The world's largest beverage maker has relied on higher pricing, smaller packs and premium packaging using glass and aluminum to boost margins in developed markets amid slowing sales.
Total sales in North America rose 3 percent to $2.66 billion for the third quarter ended Sept. 30. Volume sales of carbonated beverages such as Sprite, Fanta and Coca-Cola Zero rose, while those of Diet Coke fell.
Coca-Cola has been building its non-carbonated drinks portfolio and offloading much of its bottling business to cope with falling demand for carbonated beverages in North America, its biggest market.
Volumes of noncarbonated drinks, which include tea, juices and energy drinks, grew 2 percent in the region.

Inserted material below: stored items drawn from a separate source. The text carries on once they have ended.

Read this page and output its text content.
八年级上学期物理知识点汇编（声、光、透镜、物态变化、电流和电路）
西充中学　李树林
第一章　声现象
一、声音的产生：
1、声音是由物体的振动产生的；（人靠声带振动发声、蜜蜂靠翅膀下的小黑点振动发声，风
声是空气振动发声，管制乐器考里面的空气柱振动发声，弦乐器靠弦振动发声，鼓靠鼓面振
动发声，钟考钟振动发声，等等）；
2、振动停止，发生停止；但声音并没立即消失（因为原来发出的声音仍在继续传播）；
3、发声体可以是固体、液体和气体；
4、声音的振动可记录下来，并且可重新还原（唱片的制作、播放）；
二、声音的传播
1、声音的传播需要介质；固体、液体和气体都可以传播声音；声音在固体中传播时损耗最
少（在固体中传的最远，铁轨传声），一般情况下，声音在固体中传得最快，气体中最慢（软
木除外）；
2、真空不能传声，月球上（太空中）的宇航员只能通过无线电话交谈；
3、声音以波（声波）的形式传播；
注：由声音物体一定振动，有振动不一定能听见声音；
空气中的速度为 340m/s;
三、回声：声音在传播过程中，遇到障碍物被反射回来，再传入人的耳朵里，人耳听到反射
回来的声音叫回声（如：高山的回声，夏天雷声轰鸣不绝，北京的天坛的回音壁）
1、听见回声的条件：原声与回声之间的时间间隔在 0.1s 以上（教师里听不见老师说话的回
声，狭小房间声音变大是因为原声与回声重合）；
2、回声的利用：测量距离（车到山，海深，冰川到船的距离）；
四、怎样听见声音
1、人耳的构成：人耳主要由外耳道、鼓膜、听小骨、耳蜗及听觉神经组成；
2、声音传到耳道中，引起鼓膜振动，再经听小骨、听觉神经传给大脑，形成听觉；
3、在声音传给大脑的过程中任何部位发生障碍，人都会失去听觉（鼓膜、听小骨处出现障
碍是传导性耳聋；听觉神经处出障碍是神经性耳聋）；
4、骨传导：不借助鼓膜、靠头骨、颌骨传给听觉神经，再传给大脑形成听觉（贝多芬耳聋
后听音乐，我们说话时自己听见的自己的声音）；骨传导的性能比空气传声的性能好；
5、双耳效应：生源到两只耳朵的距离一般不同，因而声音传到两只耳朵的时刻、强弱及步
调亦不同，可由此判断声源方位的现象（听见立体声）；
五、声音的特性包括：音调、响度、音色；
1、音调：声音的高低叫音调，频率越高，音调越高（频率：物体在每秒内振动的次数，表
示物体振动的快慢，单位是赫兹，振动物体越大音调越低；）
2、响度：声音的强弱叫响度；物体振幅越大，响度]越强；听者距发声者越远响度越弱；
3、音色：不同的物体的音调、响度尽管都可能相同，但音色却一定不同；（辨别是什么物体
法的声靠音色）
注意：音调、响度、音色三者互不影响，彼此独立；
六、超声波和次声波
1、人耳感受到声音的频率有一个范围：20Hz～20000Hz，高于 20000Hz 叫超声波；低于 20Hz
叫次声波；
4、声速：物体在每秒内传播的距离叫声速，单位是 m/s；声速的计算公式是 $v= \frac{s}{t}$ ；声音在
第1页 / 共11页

The company recently partnered with Dunkin' Brands to launch a line of bottled cold coffee beverages in the United States to be sold at Dunkin' Donuts shops and convenience stores.
Coca-Cola announced six new franchising agreements with bottlers on Wednesday.
Following these deals, the company would have refranchised territories that account for about 65 percent of total U.S. bottler-delivered distribution volume.
The company aims to refranchise all of its North American territories by the end of 2017.
Coca-Cola's net income attributable to shareholders fell to $1.05 billion, or 24 cents per share, from $1.45 billion, or 33 cents per share, a year earlier.
Excluding items, Coca-Cola earned 49 cents per share.
Net operating revenue fell 7 percent to $10.63 billion, the sixth straight quarter of decline.
Analysts on average had expected adjusted earnings of 48 cents per share on revenue of $10.51 billion, according to Thomson Reuters I/B/E/S.
Shares of the company, which maintained its 2016 forecast, were up about 2 percent at $43.30 in premarket trading on Wednesday.